Perempuan Kepala Keluarga Dihantui Paradigma Lama
Konstruksi perempuan berada di ranah domestik kian usang. Makin banyak perempuan bekerja, bahkan menjadi tulang punggung keluarga. Namun, keberadaan perempuan sebagai kepala keluarga belum diperkuat dari aspek hukum.
Paradigma tentang perempuan yang harus berperan dalam urusan domestik rumah tangga kian usang. Meski begitu, narasi lama ini masih berbenturan dengan budaya masyarakat. Komitmen dan pembagian peran rumah tangga menjadi kunci keluar dari belenggu.
Urusan domestik, seperti mengurus anak, memasak, dan membereskan rumah, sudah lama melekat pada sosok perempuan. Perempuan selalu diasosiasikan sebagai manusia pekerja (homo faber) domestik yang dinilai tidak dapat berkontribusi secara aktif di luar rumah sehingga perannya tidak lebih dari sekadar aktivitas dalam rumah.

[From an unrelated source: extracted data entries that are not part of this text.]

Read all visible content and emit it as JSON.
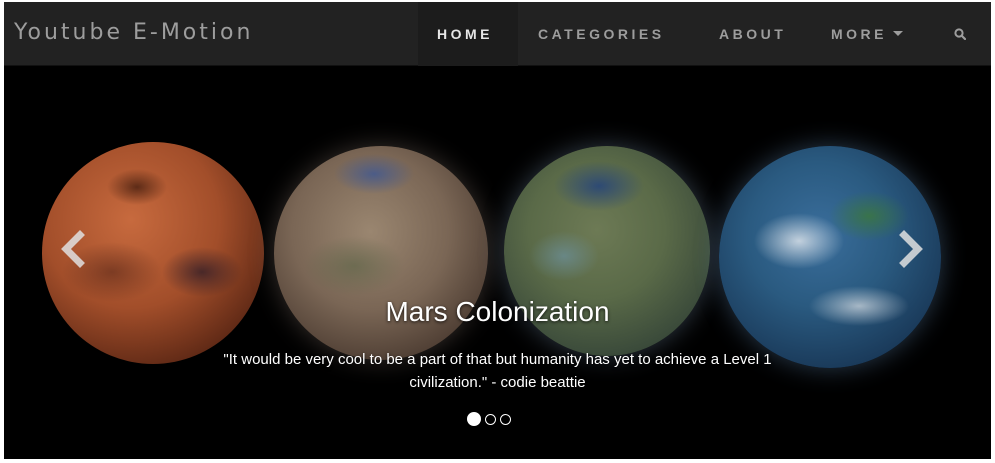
{
  "navbar": {
    "brand": "Youtube E-Motion",
    "items": [
      {
        "label": "HOME",
        "active": true
      },
      {
        "label": "CATEGORIES",
        "active": false
      },
      {
        "label": "ABOUT",
        "active": false
      },
      {
        "label": "MORE",
        "active": false,
        "dropdown": true
      }
    ],
    "search_icon": "search-icon"
  },
  "carousel": {
    "slide_title": "Mars Colonization",
    "slide_caption": "\"It would be very cool to be a part of that but humanity has yet to achieve a Level 1 civilization.\" - codie beattie",
    "slides_total": 3,
    "active_slide": 1,
    "prev_icon": "chevron-left-icon",
    "next_icon": "chevron-right-icon"
  },
  "colors": {
    "navbar_bg": "#222222",
    "nav_text": "#9d9d9d",
    "nav_active_text": "#e6e6e6",
    "carousel_bg": "#000000",
    "caption_text": "#ffffff"
  }
}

Peran itu kemudian semakin bertambah ketika para perempuan menduduki posisi sebagai kepala rumah tangga. Menurut Yayasan Program Pemberdayaan Perempuan Kepala Keluarga (Pekka), perempuan kepala keluarga melaksanakan peran dan tanggung jawab sebagai pencari nafkah, pengelola rumah tangga, penjaga keberlangsungan kehidupan keluarga, dan pengambil keputusan dalam keluarganya.
Sebenarnya, kondisi perempuan yang mengambil peran sebagai kepala keluarga sudah cukup lazim di kalangan masyarakat. Berdasarkan hasil jajak pendapat Kompas pada 27-29 Juli 2020, sebanyak 67,3 persen responden sudah menganggap wajar dengan adanya perempuan sebagai kepala keluarga. Meski begitu, masih ada 30,9 persen responden yang menganggap hal tersebut tidak wajar.
Persepsi masyarakat yang ditemukan dalam hasil jajak pendapat ini dapat menjadi angin segar bagi kesetaraan jender di Indonesia. Kendati demikian, di sisi lain masih ada yang menganggap tidak wajar karena bertentangan dengan nilai tradisi, budaya, atau ajaran agama yang dianut. Padahal, para perempuan yang mengambil alih peran sebagai kepala keluarga bukanlah kondisi yang diinginkan secara penuh.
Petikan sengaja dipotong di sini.